Britain's Queen Elizabeth II was "shocked" and "saddened," a
spokeswoman for Buckingham Palace said.
Along with her husband, the Duke of Edinburgh, the queen is set
to pay a two-day visit to Virginia early next month to commemorate
the 400th anniversary of the Jamestown Settlement, her first visit
to the United States in 16 years.
Iran, at loggerheads with the United States over its nuclear
program, spoke out against the killings.
"Iran condemns the killing of Virginia university students and
expresses its condolences to the families of victims and the
American nation," Foreign Ministry spokesman Mohammad Ali Hosseini
said in a statement.
European newspapers saw a grim inevitability about the
shootings, given the right to bear arms which is enshrined in US
constitution. In Italy, the Leftist Il Manifesto newspaper
said the shooting was "as American as apple pie".

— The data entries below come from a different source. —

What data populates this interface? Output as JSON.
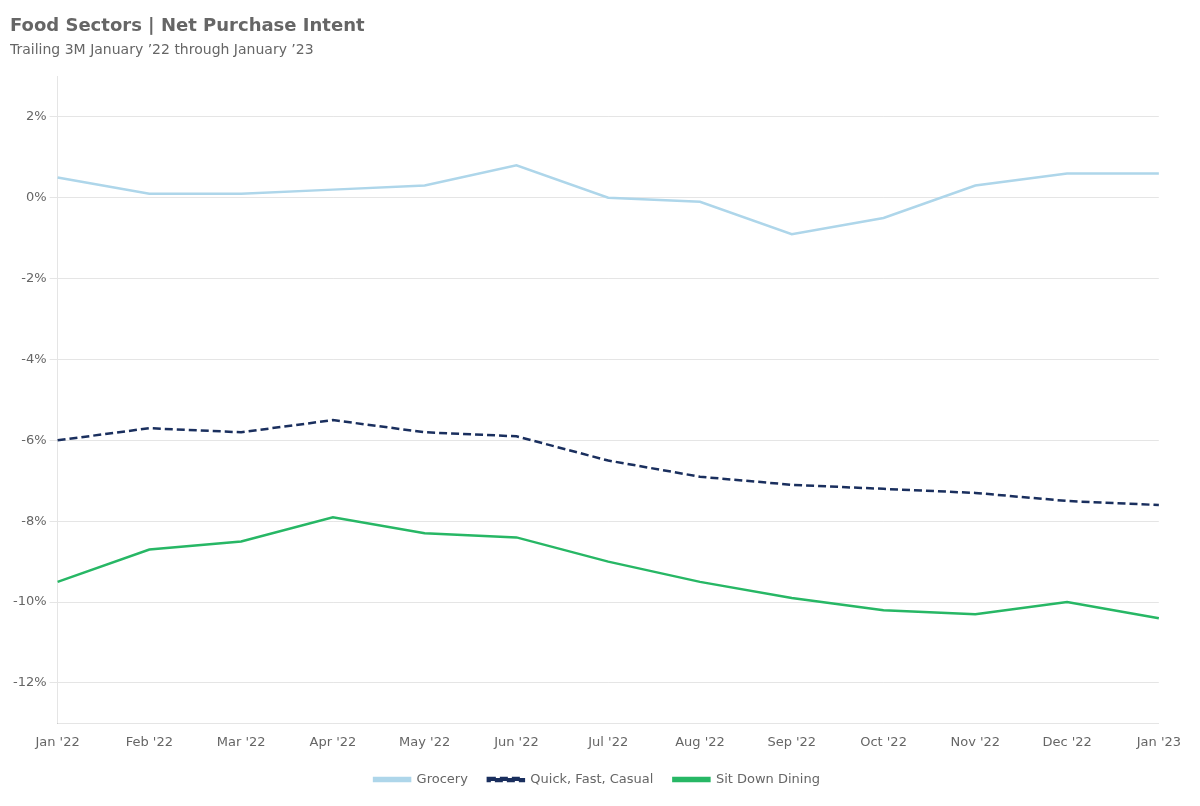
{
  "chart_data": {
    "type": "line",
    "title": "Food Sectors | Net Purchase Intent",
    "subtitle": "Trailing 3M January ’22 through January ’23",
    "categories": [
      "Jan '22",
      "Feb '22",
      "Mar '22",
      "Apr '22",
      "May '22",
      "Jun '22",
      "Jul '22",
      "Aug '22",
      "Sep '22",
      "Oct '22",
      "Nov '22",
      "Dec '22",
      "Jan '23"
    ],
    "series": [
      {
        "name": "Grocery",
        "color": "#aed6ea",
        "line_style": "solid",
        "values": [
          0.5,
          0.1,
          0.1,
          0.2,
          0.3,
          0.8,
          0.0,
          -0.1,
          -0.9,
          -0.5,
          0.3,
          0.6,
          0.6
        ]
      },
      {
        "name": "Quick, Fast, Casual",
        "color": "#1a2f5e",
        "line_style": "dashed",
        "values": [
          -6.0,
          -5.7,
          -5.8,
          -5.5,
          -5.8,
          -5.9,
          -6.5,
          -6.9,
          -7.1,
          -7.2,
          -7.3,
          -7.5,
          -7.6
        ]
      },
      {
        "name": "Sit Down Dining",
        "color": "#27b765",
        "line_style": "solid",
        "values": [
          -9.5,
          -8.7,
          -8.5,
          -7.9,
          -8.3,
          -8.4,
          -9.0,
          -9.5,
          -9.9,
          -10.2,
          -10.3,
          -10.0,
          -10.4
        ]
      }
    ],
    "ylim": [
      -13,
      3
    ],
    "yticks": [
      {
        "value": -12,
        "label": "-12%"
      },
      {
        "value": -10,
        "label": "-10%"
      },
      {
        "value": -8,
        "label": "-8%"
      },
      {
        "value": -6,
        "label": "-6%"
      },
      {
        "value": -4,
        "label": "-4%"
      },
      {
        "value": -2,
        "label": "-2%"
      },
      {
        "value": 0,
        "label": "0%"
      },
      {
        "value": 2,
        "label": "2%"
      }
    ],
    "grid": true,
    "legend": "bottom",
    "marker": "none"
  }
}
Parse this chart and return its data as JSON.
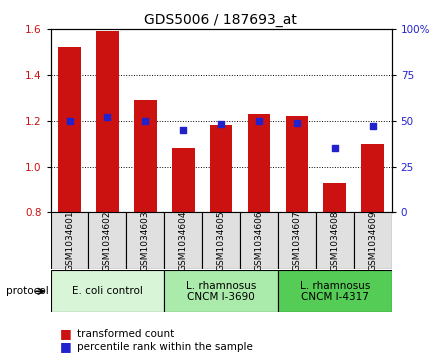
{
  "title": "GDS5006 / 187693_at",
  "samples": [
    "GSM1034601",
    "GSM1034602",
    "GSM1034603",
    "GSM1034604",
    "GSM1034605",
    "GSM1034606",
    "GSM1034607",
    "GSM1034608",
    "GSM1034609"
  ],
  "transformed_count": [
    1.52,
    1.59,
    1.29,
    1.08,
    1.18,
    1.23,
    1.22,
    0.93,
    1.1
  ],
  "percentile_rank": [
    50,
    52,
    50,
    45,
    48,
    50,
    49,
    35,
    47
  ],
  "ylim_left": [
    0.8,
    1.6
  ],
  "ylim_right": [
    0,
    100
  ],
  "yticks_left": [
    0.8,
    1.0,
    1.2,
    1.4,
    1.6
  ],
  "yticks_right": [
    0,
    25,
    50,
    75,
    100
  ],
  "bar_color": "#cc1111",
  "dot_color": "#2222cc",
  "bar_bottom": 0.8,
  "bar_width": 0.6,
  "protocols": [
    {
      "label": "E. coli control",
      "start": 0,
      "end": 3,
      "color": "#d8f5d8"
    },
    {
      "label": "L. rhamnosus\nCNCM I-3690",
      "start": 3,
      "end": 6,
      "color": "#aaeaaa"
    },
    {
      "label": "L. rhamnosus\nCNCM I-4317",
      "start": 6,
      "end": 9,
      "color": "#55cc55"
    }
  ],
  "legend_items": [
    {
      "label": "transformed count",
      "color": "#cc1111"
    },
    {
      "label": "percentile rank within the sample",
      "color": "#2222cc"
    }
  ],
  "title_fontsize": 10,
  "tick_fontsize": 7.5,
  "sample_fontsize": 6.5,
  "proto_fontsize": 7.5,
  "legend_fontsize": 7.5
}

More than 30,000 people die from gunshot wounds in the United
States annually and there are more guns in private hands than in
any other country. But a powerful gun lobby and support for gun
ownership have thwarted attempts to tighten controls.
"It would be vain to hope that even so destructive a crime as
this will cool the American ardor for guns," the
Independent newspaper said in a commentary.
Gerard Baker, a columnist for The Times newspaper,
feared worse was yet to come: "The truth is that only an optimist
would imagine Virginia Tech will hold the new record for very
long."
France's Le Monde newspaper said such episodes
frequently disfigure the "American dream".
"The... slaughter forces American society to once again examine
itself, its violence, the obsession with guns of part of its
population, the troubles of its youth, subjected to the double
tyranny of abundance and competition," it wrote.
Campaigners in other countries where gun ownership is common
expressed fears of a similar massacre.